Uma reforma integral deveria considerar a redução gradual dessas alíquotas, alinhando-as às práticas internacionais, mas, em contrapartida, eliminando benefícios setoriais injustificados e fechando brechas para elisão fiscal. Além disso, a isenção de dividendos, implementada em 1995, criou uma assimetria no sistema: enquanto o rendimento do trabalho é tributado progressivamente (até 27,5%), o capital distribuído aos sócios e acionistas fica isento na pessoa física.

A justificativa da época — evitar a bitributação, já que os lucros são tributados na empresa — perde força quando se observa que:

  1. Muitos países adotam sistemas que tributam dividendos com alíquotas reduzidas; 
  2. Diversos mecanismos de planejamento tributário permitem reduzir significativamente a tributação na pessoa jurídica;
  3. A desigualdade de tratamento entre capital e trabalho contribui para a concentração de renda

Uma reforma equilibrada deveria reintroduzir a tributação de dividendos, possivelmente com alíquotas moderadas (10-15%), compensada por reduções no IRPJ e na CSLL, mantendo a carga total similar, mas distribuindo-a de forma mais equitativa.

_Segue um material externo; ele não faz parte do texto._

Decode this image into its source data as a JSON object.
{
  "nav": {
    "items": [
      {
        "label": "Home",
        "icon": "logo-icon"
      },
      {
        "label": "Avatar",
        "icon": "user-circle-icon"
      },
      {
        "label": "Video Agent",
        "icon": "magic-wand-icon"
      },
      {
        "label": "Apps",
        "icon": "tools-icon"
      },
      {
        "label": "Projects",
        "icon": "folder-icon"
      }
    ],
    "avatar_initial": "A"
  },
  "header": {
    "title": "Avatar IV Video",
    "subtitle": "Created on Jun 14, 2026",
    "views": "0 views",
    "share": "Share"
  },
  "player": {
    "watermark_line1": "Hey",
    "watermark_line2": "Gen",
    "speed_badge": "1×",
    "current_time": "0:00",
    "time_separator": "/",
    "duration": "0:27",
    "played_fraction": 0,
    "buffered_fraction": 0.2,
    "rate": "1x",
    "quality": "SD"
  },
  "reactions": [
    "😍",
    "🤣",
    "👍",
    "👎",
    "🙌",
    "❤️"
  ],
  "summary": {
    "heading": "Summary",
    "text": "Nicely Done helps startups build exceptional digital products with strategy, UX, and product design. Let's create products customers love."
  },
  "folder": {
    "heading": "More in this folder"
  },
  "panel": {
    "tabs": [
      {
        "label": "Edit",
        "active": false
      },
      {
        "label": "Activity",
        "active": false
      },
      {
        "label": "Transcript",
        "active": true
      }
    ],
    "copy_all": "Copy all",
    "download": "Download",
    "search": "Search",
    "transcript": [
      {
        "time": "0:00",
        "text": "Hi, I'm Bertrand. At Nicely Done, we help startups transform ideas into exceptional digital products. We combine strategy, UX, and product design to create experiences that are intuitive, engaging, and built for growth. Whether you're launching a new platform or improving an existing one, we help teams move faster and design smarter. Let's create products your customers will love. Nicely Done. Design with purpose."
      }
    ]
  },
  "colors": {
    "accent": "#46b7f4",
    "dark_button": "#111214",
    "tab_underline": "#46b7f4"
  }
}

Desse modo, a verdadeira reforma deveria buscar um sistema integrado, no qual a tributação total sobre o lucro (somando PJ e dividendos) seja competitiva internacionalmente, garantindo que o Brasil não perca investimentos para outros países com cargas tributárias mais atrativas. 

Além disso, o sistema não deve criar distorções nas decisões de investimento e financiamento, permitindo que escolhas empresariais sejam tomadas por critérios econômicos e não por vantagens fiscais artificiais. É fundamental que haja tratamento equilibrado entre diferentes formas de organização empresarial, evitando que a estrutura tributária favoreça determinados modelos de negócio em detrimento de outros.

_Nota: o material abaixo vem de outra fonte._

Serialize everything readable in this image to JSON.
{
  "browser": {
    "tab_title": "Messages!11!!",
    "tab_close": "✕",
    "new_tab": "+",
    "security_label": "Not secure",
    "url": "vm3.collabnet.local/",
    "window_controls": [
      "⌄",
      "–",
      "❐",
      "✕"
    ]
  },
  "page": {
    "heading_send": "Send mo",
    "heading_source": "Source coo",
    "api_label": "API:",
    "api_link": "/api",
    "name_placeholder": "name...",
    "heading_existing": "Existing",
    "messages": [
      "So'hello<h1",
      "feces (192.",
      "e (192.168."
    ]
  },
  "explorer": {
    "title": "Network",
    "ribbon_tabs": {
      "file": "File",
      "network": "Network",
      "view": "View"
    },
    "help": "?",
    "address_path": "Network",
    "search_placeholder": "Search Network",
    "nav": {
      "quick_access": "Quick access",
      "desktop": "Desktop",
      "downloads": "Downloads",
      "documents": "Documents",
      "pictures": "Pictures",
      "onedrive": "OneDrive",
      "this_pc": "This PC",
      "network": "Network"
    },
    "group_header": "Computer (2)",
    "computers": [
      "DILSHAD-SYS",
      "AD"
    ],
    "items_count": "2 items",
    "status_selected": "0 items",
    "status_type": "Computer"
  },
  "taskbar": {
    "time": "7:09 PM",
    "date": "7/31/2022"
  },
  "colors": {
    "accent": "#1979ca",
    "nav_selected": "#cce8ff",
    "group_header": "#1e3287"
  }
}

A progressividade precisa ser respeitada, com maior tributação sobre rendas mais elevadas, honrando o princípio constitucional da capacidade contributiva. Por fim, a complexidade do sistema deve ser reduzida drasticamente, diminuindo os custos de conformidade e facilitando tanto o cumprimento das obrigações pelos contribuintes quanto a fiscalização pelo Estado.

A reforma abrangente do sistema de Imposto de Renda representa uma oportunidade para o Brasil avançar na construção de uma estrutura tributária mais progressiva, onde quem ganha mais contribui proporcionalmente mais. Ao mesmo tempo, pode ser um instrumento de simplificação e modernização, reduzindo custos burocráticos e aumentando a transparência. A implementação dessas mudanças exige diálogo amplo com a sociedade e compromisso com o interesse coletivo acima de interesses setoriais.

O momento pede ousadia para enfrentar as distorções históricas de nosso sistema tributário e avançar rumo a um modelo que contribua para o desenvolvimento econômico sustentável e para a redução das desigualdades. O caminho para uma reforma integral do IR está aberto. Resta saber se teremos a coragem política de percorrê-lo.